Tenho uma estatura bem mais alta que a maioria (hoje tenho 1,93 m – no começo de minha adolescência já tinha mais que 1,70 m), mas sempre fico imaginando se eu tivesse a altura de 1,50 m durante a adolescência, não tenho duvida que a cura de minha bronquite (apenas uma regressão espontânea é claro, alias muito comum em casos semelhantes) seria creditada à simpatia realizada pela minha mãe. É disso que se abastecem as crendices, quando se tenta de tudo e há uma regressão espontânea, quando passa o período de manifestação da doença, ou mesmo quando se tem o efeito placebo, àquilo que se estava tentando então, quer seja simpatia, remédios caseiros, benzimentos e coisas do gênero passam a serem encarados como os responsáveis pela cura da doença.

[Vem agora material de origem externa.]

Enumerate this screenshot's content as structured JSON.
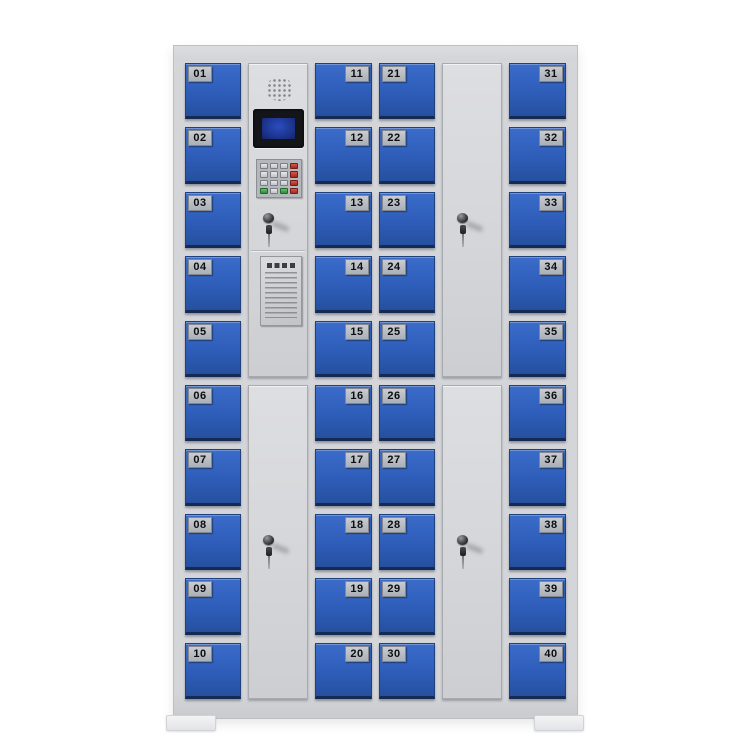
{
  "background_color": "#ffffff",
  "cabinet": {
    "frame_color": "#d4d6d9",
    "door_color": "#2f5db8",
    "panel_color": "#d6d8db",
    "plate_color": "#b6bac0",
    "plate_text_color": "#0d0e10",
    "lcd_bezel_color": "#141518",
    "lcd_screen_color": "#1d3a9e",
    "key_colors": {
      "gray": "#ced1d5",
      "red": "#b5372b",
      "green": "#3f9d47"
    },
    "lockers": {
      "col1": {
        "plate_side": "left",
        "numbers": [
          "01",
          "02",
          "03",
          "04",
          "05",
          "06",
          "07",
          "08",
          "09",
          "10"
        ]
      },
      "col3": {
        "plate_side": "right",
        "numbers": [
          "11",
          "12",
          "13",
          "14",
          "15",
          "16",
          "17",
          "18",
          "19",
          "20"
        ]
      },
      "col4": {
        "plate_side": "left",
        "numbers": [
          "21",
          "22",
          "23",
          "24",
          "25",
          "26",
          "27",
          "28",
          "29",
          "30"
        ]
      },
      "col6": {
        "plate_side": "right",
        "numbers": [
          "31",
          "32",
          "33",
          "34",
          "35",
          "36",
          "37",
          "38",
          "39",
          "40"
        ]
      }
    },
    "control_panel": {
      "components": [
        "speaker-grille",
        "lcd-display",
        "keypad",
        "key-lock",
        "instruction-plate"
      ],
      "keypad_rows": [
        [
          "gray",
          "gray",
          "gray",
          "red"
        ],
        [
          "gray",
          "gray",
          "gray",
          "red"
        ],
        [
          "gray",
          "gray",
          "gray",
          "red"
        ],
        [
          "green",
          "gray",
          "green",
          "red"
        ]
      ]
    },
    "service_doors": [
      "control-column-bottom",
      "fifth-column-top",
      "fifth-column-bottom"
    ],
    "locks_with_keys": 4
  }
}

terça-feira, 27 de janeiro de 2009

Tempos de infância


Certa feita estava passando a tarde na casa de minha avó, quando entrei no quarto de minha tia, e como toda criança traquina, fui bisbilhotar em suas coisas. Achei uma linda caixinha de música, e aproveitando que não havia ninguém por perto, passei a dar corda na caixinha mágica. Terminada a tarefa ouvi uma melodia suave, doce. Aquilo me encantou profundamente... Como podia uma minúscula caixinha produzir um som tão bonito? De onde vinha e o que produzia aquela melodia? Ficando cada vez mais fraca a musica acabou. Pensei que se desse muito mais corda talvez ela tocasse por um tempo bem maior, e assim comecei a forçar, mas como era uma caixinha pequena e bastante delicada, ao forçar a corda, acabei quebrando a caixinha. Uma sensação de pavor tomou conta de mim, minha tia era daquelas que simplesmente detestavam que mexessem em suas coisas. Eu estava realmente em apuros! Coloquei a caixinha em cima de um porta jóias (que na realidade era um porta bijuterias) e sai do quarto. Entrei então em baixo da mesa da cozinha (coisa que costumava fazer quando aprontava alguma travessura) e comecei a rezar baixinho, pedindo a Deus que me ajudasse, que não deixasse  ninguém perceber que fora eu quem quebrara a caixinha, ou que então Deus usasse seu enorme poder para concertar a caixinha, assim ninguém perceberia o meu delito. Rezei muito, cheguei até mesmo a implorar, suplicar, derramei lagrimas, fiquei de joelhos (minha mãe sempre me dizia que Deus ouve melhor as pessoas humildes que se ajoelham e choram ao pedir) então fui para a sala e fiquei sentado no sofá quietinho esperando com o peito apertado. Minha tia apareceu, nem me notou, foi direto para seu quarto, e parece que deu uma topada na penteadeira levando a caixinha de música que estava sob o porta bijuterias ao chão. Apenas ouvi seu resmungo: “Não acredito!, que droga!, quebrei a caixinha de música que ganhei do Dairso!” Quem não estava acreditando era eu, Deus, sim! Deus havia ouvido minha reza e me atendido.